ACAMPAMENTO SINISTRO é mais um desses títulos vistos graças à curadoria da Versátil. Está presente no box Slashers (o primeiro volume), que ainda traz um belo documentário de 45 minutos sobre a realização e o legado desse pequeno clássico.
+ DOIS FILMES
INCUBUS (The Incubus)
Gosto quando sou surpreendido. Um filme estar presente em determinado box, de um subgênero muito específico, como é o caso do slasher, pode mexer com nossas expectativas. Na escolha da noite, os nomes de John Hough (A CASA DA NOITE ETERNA, 1973) e de John Cassavetes funcionaram como um belo atrativo em um filme que supostamente mostraria mais uma onda de mortes causadas por um psicopata. E de fato as mortes acontecem e de maneira seguida, sangrenta e crescente, mas o filme vai seguindo caminhos misteriosos e só entrega as revelações nos instantes finais. Na trama de INCUBUS (1981), Cassavetes é um médico de uma pequena cidade litorânea que tem um passado nebuloso e uma filha adolescente. Na cidade, começam a aparecer vítimas de estupro e assassinato e, ao que parece, o criminoso tem uma força incomum. Ao mesmo tempo, um rapaz começa a acreditar que as mortes estão associadas a sonhos que ele anda tendo. INCUBUS sobe de escala muito por causa da presença apaixonada de Cassavetes, que tem uma técnica muito particular como ator (além de ser um diretor fenomenal). Sem falar que ele gosta de filme de horror, a julgar por sua forte presença em O BEBÊ DE ROSEMARY, de Roman Polanski, e A FÚRIA, de Brian De Palma. O filme tem uma estranheza atraente, até mesmo na maneira como os personagens se comportam, como se não fosse apropriado, como se algo tivesse dado errado na transposição do roteiro para a direção, mas que, no entanto, acaba deixando tudo mais charmoso. Nos extras do box Slashers XI, há uma entrevista com John Hough e ele confunde os filmes. Cita Sophia Loren, sendo que ele dirigiu Loren e Cassavetes juntos antes, em O ALVO DE QUATRO ESTRELAS (1978), outro título que merece, acredito eu, a atenção de alguma distribuidora.

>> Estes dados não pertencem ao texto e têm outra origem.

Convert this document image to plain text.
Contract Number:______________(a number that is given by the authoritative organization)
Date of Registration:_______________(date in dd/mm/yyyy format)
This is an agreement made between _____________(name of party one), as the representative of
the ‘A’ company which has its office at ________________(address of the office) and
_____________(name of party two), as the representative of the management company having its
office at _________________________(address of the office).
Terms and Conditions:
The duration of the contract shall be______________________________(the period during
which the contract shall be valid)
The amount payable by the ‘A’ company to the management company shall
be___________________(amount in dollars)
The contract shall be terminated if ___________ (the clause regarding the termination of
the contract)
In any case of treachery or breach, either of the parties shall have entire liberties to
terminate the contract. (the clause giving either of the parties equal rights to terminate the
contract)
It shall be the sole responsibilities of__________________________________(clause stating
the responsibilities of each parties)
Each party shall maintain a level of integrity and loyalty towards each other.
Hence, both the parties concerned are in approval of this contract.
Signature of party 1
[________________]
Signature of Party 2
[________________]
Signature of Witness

O MASSACRE (The Slumber Party Massacre)
Ando tão cansado que assisti a este filme em duas partes. Preciso ver o que está acontecendo de errado com o meu corpo. A ideia de ver um slasher seria justamente ver um filme que não precisasse pensar muito, mas não sei o quanto isso cabe, já que todo filme é objeto de reflexão, e portanto necessita de energia física e mental. No caso de O MASSACRE (1982), trata-se de uma obra que até hoje desafia as pessoas que procuram vê-lo como uma obra diferenciada justamente por ser um slasher dirigido por uma mulher. Um dos poucos do gênero. A diretora Amy Holden Jones teve que escolher entre trabalhar na edição de E.T. – O EXTRATERRESTRE ou estrear na direção deste filme de orçamento bem modesto. E é um trabalho que fez sucesso, rendeu continuações e se destaca dentro do subgênero, por mais simples que sejam a proposta, os diálogos e a trama. No enredo, grupo de moças resolve fazer uma espécie de festa do pijama com pizza e vinho quando os pais de uma delas deixam a casa para viajar. O assassino com uma arma explicitamente fálica aparece para matá-las, uma a uma, e também alguns poucos rapazes. O filme explora desde o começo a nudez na cena do banheiro, de uma maneira que mais parece a visão de um adolescente tarado. É como se a diretora, sabendo das convenções e do que faria sucesso para o público alvo, resolvesse escancarar, de certa forma, esse aspecto. O MASSACRE tem um tom agradavelmente amador e isso me atrai, traz algo de belo, e o elenco feminino é bom o suficiente para ganhar a simpatia do espectador. Presente no box Slashers II.